Where once, religious freedom legislation was a bi-partisan endeavor that sought to protect the rights of all, it has too often become accepted as the rhetorical touchstone of one political perspective that seeks instead to cement certain outcomes in socio-political disputes.
But fear not! Religious liberty is alive and well as a concern for advocates on all sides of the political spectrum. And religious freedom legislation is available as an important tool to all. In an important piece for Religion News Service, for example, G. Jeffrey MacDonald reports on the ways religious freedom claims are being used to support certain progressive causes.
Here is an excerpt:
[P]rogressives are now leveraging the First Amendment principle as a vehicle to advance causes of their own. As they see it, social action is integral to living out their faith, and local ordinances can’t take away their rights.
In the name of religious freedom, activists are defying local resistance to their campaigns for social change. They’re pressing ahead, for instance, with plans to install solar panels over a local board’s objections in Massachusetts and to establish tent cities for the homeless in California and Michigan.
Likewise, in the state of Indiana, where religious freedom legislation set off a firestorm before it was softened to mitigate its potentially discriminatory impact, liberals who otherwise have come to oppose religious freedom legislation have found ways to put it to good use.
NBC News reports:
The state law is shaking its previous bad rep and being used for what religious freedom laws are typically used for — helping religious minorities, said Richard Garnett, a professor of law at Notre Dame Law School.
“In recent months it’s becoming the case that people are associating (religious freedom) laws with divisive social issues like same sex marriage and abortion,” he said. But typical “cases involve individuals who are vulnerable members of a religious community who have been burdened, like an Amish family or a Muslim inmate.”

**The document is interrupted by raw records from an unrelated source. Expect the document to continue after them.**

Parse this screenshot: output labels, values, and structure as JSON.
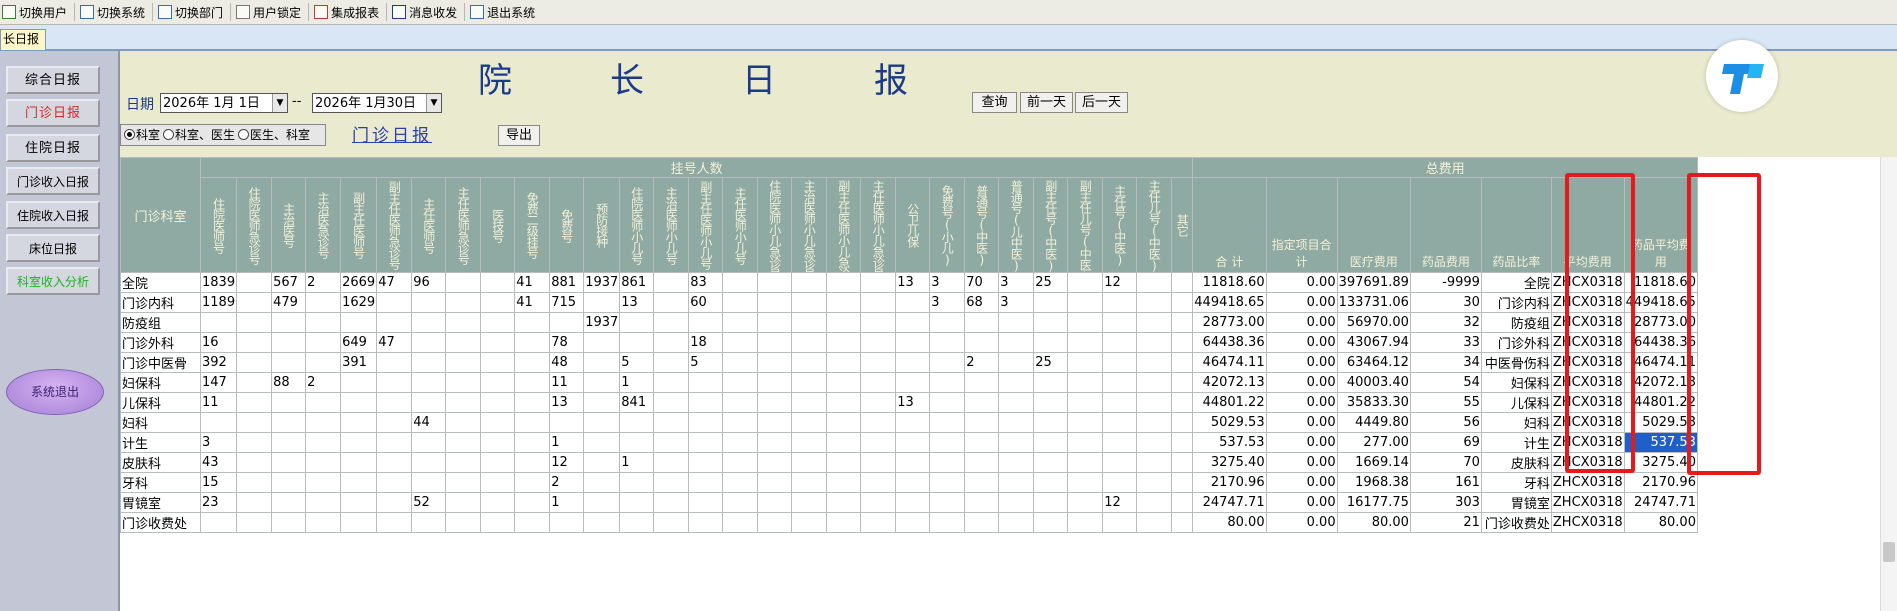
{
  "toolbar": {
    "items": [
      {
        "label": "切换用户",
        "icon": "switch-user-icon"
      },
      {
        "label": "切换系统",
        "icon": "switch-system-icon"
      },
      {
        "label": "切换部门",
        "icon": "switch-department-icon"
      },
      {
        "label": "用户锁定",
        "icon": "user-lock-icon"
      },
      {
        "label": "集成报表",
        "icon": "report-icon"
      },
      {
        "label": "消息收发",
        "icon": "info-icon"
      },
      {
        "label": "退出系统",
        "icon": "exit-icon"
      }
    ]
  },
  "tab": {
    "label": "长日报"
  },
  "nav": {
    "items": [
      {
        "label": "综合日报"
      },
      {
        "label": "门诊日报"
      },
      {
        "label": "住院日报"
      },
      {
        "label": "门诊收入日报"
      },
      {
        "label": "住院收入日报"
      },
      {
        "label": "床位日报"
      },
      {
        "label": "科室收入分析"
      }
    ],
    "oval_label": "系统退出"
  },
  "header": {
    "title": "院长日报",
    "date_label": "日期",
    "date_from": "2026年 1月 1日",
    "date_sep": "--",
    "date_to": "2026年 1月30日",
    "query_button": "查询",
    "prev_day_button": "前一天",
    "next_day_button": "后一天",
    "export_button": "导出",
    "radio_options": [
      "科室",
      "科室、医生",
      "医生、科室"
    ],
    "radio_selected": 0,
    "sub_title": "门诊日报"
  },
  "table": {
    "dept_header": "门诊科室",
    "group_registration": "挂号人数",
    "group_total_fee": "总费用",
    "reg_columns": [
      "住院医师号",
      "住院医师急诊号",
      "主治医号",
      "主治医急诊号",
      "副主任医师号",
      "副主任医师急诊号",
      "主任医师号",
      "主任医师急诊号",
      "医技号",
      "免费二级挂号",
      "免费号",
      "预防接种",
      "住院医师小儿号",
      "主治医师小儿号",
      "副主任医师小儿号",
      "主任医师小儿号",
      "住院医师小儿急诊号",
      "主治医师小儿急诊号",
      "副主任医师小儿急诊号",
      "主任医师小儿急诊号",
      "公卫儿保",
      "免费号(小儿)",
      "普通号(中医)",
      "普通号(儿中医)",
      "副主任号(中医)",
      "副主任儿号(中医)",
      "主任号(中医)",
      "主任儿号(中医)",
      "其它"
    ],
    "fee_columns": [
      "合  计",
      "指定项目合计",
      "医疗费用",
      "药品费用",
      "药品比率",
      "平均费用",
      "药品平均费用"
    ],
    "rows": [
      {
        "dept": "全院",
        "reg": [
          "1839",
          "",
          "567",
          "2",
          "2669",
          "47",
          "96",
          "",
          "",
          "41",
          "881",
          "1937",
          "861",
          "",
          "83",
          "",
          "",
          "",
          "",
          "",
          "13",
          "3",
          "70",
          "3",
          "25",
          "",
          "12",
          "",
          ""
        ],
        "fee": [
          "11818.60",
          "0.00",
          "397691.89",
          "-9999",
          "全院",
          "ZHCX0318",
          "11818.60"
        ]
      },
      {
        "dept": "门诊内科",
        "reg": [
          "1189",
          "",
          "479",
          "",
          "1629",
          "",
          "",
          "",
          "",
          "41",
          "715",
          "",
          "13",
          "",
          "60",
          "",
          "",
          "",
          "",
          "",
          "",
          "3",
          "68",
          "3",
          "",
          "",
          "",
          "",
          ""
        ],
        "fee": [
          "449418.65",
          "0.00",
          "133731.06",
          "30",
          "门诊内科",
          "ZHCX0318",
          "449418.65"
        ]
      },
      {
        "dept": "防疫组",
        "reg": [
          "",
          "",
          "",
          "",
          "",
          "",
          "",
          "",
          "",
          "",
          "",
          "1937",
          "",
          "",
          "",
          "",
          "",
          "",
          "",
          "",
          "",
          "",
          "",
          "",
          "",
          "",
          "",
          "",
          ""
        ],
        "fee": [
          "28773.00",
          "0.00",
          "56970.00",
          "32",
          "防疫组",
          "ZHCX0318",
          "28773.00"
        ]
      },
      {
        "dept": "门诊外科",
        "reg": [
          "16",
          "",
          "",
          "",
          "649",
          "47",
          "",
          "",
          "",
          "",
          "78",
          "",
          "",
          "",
          "18",
          "",
          "",
          "",
          "",
          "",
          "",
          "",
          "",
          "",
          "",
          "",
          "",
          "",
          ""
        ],
        "fee": [
          "64438.36",
          "0.00",
          "43067.94",
          "33",
          "门诊外科",
          "ZHCX0318",
          "64438.36"
        ]
      },
      {
        "dept": "门诊中医骨",
        "reg": [
          "392",
          "",
          "",
          "",
          "391",
          "",
          "",
          "",
          "",
          "",
          "48",
          "",
          "5",
          "",
          "5",
          "",
          "",
          "",
          "",
          "",
          "",
          "",
          "2",
          "",
          "25",
          "",
          "",
          "",
          ""
        ],
        "fee": [
          "46474.11",
          "0.00",
          "63464.12",
          "34",
          "中医骨伤科",
          "ZHCX0318",
          "46474.11"
        ]
      },
      {
        "dept": "妇保科",
        "reg": [
          "147",
          "",
          "88",
          "2",
          "",
          "",
          "",
          "",
          "",
          "",
          "11",
          "",
          "1",
          "",
          "",
          "",
          "",
          "",
          "",
          "",
          "",
          "",
          "",
          "",
          "",
          "",
          "",
          "",
          ""
        ],
        "fee": [
          "42072.13",
          "0.00",
          "40003.40",
          "54",
          "妇保科",
          "ZHCX0318",
          "42072.13"
        ]
      },
      {
        "dept": "儿保科",
        "reg": [
          "11",
          "",
          "",
          "",
          "",
          "",
          "",
          "",
          "",
          "",
          "13",
          "",
          "841",
          "",
          "",
          "",
          "",
          "",
          "",
          "",
          "13",
          "",
          "",
          "",
          "",
          "",
          "",
          "",
          ""
        ],
        "fee": [
          "44801.22",
          "0.00",
          "35833.30",
          "55",
          "儿保科",
          "ZHCX0318",
          "44801.22"
        ]
      },
      {
        "dept": "妇科",
        "reg": [
          "",
          "",
          "",
          "",
          "",
          "",
          "44",
          "",
          "",
          "",
          "",
          "",
          "",
          "",
          "",
          "",
          "",
          "",
          "",
          "",
          "",
          "",
          "",
          "",
          "",
          "",
          "",
          "",
          ""
        ],
        "fee": [
          "5029.53",
          "0.00",
          "4449.80",
          "56",
          "妇科",
          "ZHCX0318",
          "5029.53"
        ]
      },
      {
        "dept": "计生",
        "reg": [
          "3",
          "",
          "",
          "",
          "",
          "",
          "",
          "",
          "",
          "",
          "1",
          "",
          "",
          "",
          "",
          "",
          "",
          "",
          "",
          "",
          "",
          "",
          "",
          "",
          "",
          "",
          "",
          "",
          ""
        ],
        "fee": [
          "537.53",
          "0.00",
          "277.00",
          "69",
          "计生",
          "ZHCX0318",
          "537.53"
        ]
      },
      {
        "dept": "皮肤科",
        "reg": [
          "43",
          "",
          "",
          "",
          "",
          "",
          "",
          "",
          "",
          "",
          "12",
          "",
          "1",
          "",
          "",
          "",
          "",
          "",
          "",
          "",
          "",
          "",
          "",
          "",
          "",
          "",
          "",
          "",
          ""
        ],
        "fee": [
          "3275.40",
          "0.00",
          "1669.14",
          "70",
          "皮肤科",
          "ZHCX0318",
          "3275.40"
        ]
      },
      {
        "dept": "牙科",
        "reg": [
          "15",
          "",
          "",
          "",
          "",
          "",
          "",
          "",
          "",
          "",
          "2",
          "",
          "",
          "",
          "",
          "",
          "",
          "",
          "",
          "",
          "",
          "",
          "",
          "",
          "",
          "",
          "",
          "",
          ""
        ],
        "fee": [
          "2170.96",
          "0.00",
          "1968.38",
          "161",
          "牙科",
          "ZHCX0318",
          "2170.96"
        ]
      },
      {
        "dept": "胃镜室",
        "reg": [
          "23",
          "",
          "",
          "",
          "",
          "",
          "52",
          "",
          "",
          "",
          "1",
          "",
          "",
          "",
          "",
          "",
          "",
          "",
          "",
          "",
          "",
          "",
          "",
          "",
          "",
          "",
          "12",
          "",
          ""
        ],
        "fee": [
          "24747.71",
          "0.00",
          "16177.75",
          "303",
          "胃镜室",
          "ZHCX0318",
          "24747.71"
        ]
      },
      {
        "dept": "门诊收费处",
        "reg": [
          "",
          "",
          "",
          "",
          "",
          "",
          "",
          "",
          "",
          "",
          "",
          "",
          "",
          "",
          "",
          "",
          "",
          "",
          "",
          "",
          "",
          "",
          "",
          "",
          "",
          "",
          "",
          "",
          ""
        ],
        "fee": [
          "80.00",
          "0.00",
          "80.00",
          "21",
          "门诊收费处",
          "ZHCX0318",
          "80.00"
        ]
      }
    ]
  },
  "colors": {
    "header_bg": "#8fa9a3",
    "highlight": "#1e5fc8",
    "red_box": "#e61a1a",
    "title": "#1b3a8a"
  }
}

The balance between religious freedom and public/governmental interest is largely well-protected with judicial frameworks that don’t ask whether a claimant is liberal or conservative. It serves both religious majorities and religious minorities in the same way – not as a trump card that privileges religious interests over all others, but as a promise to all Americans that sincere religious beliefs will be heard; that requests for accommodation will be considered; that free exercise will not be limited by government unless a sufficient reason requires it.
Isn’t it time to return religious liberty’s reputation to its rightful place as a beacon of protection for all? That is not a liberal idea or a conservative idea. It is an American idea, expressing a universal value and human right. In our political discourse, we should strive to keep it that way.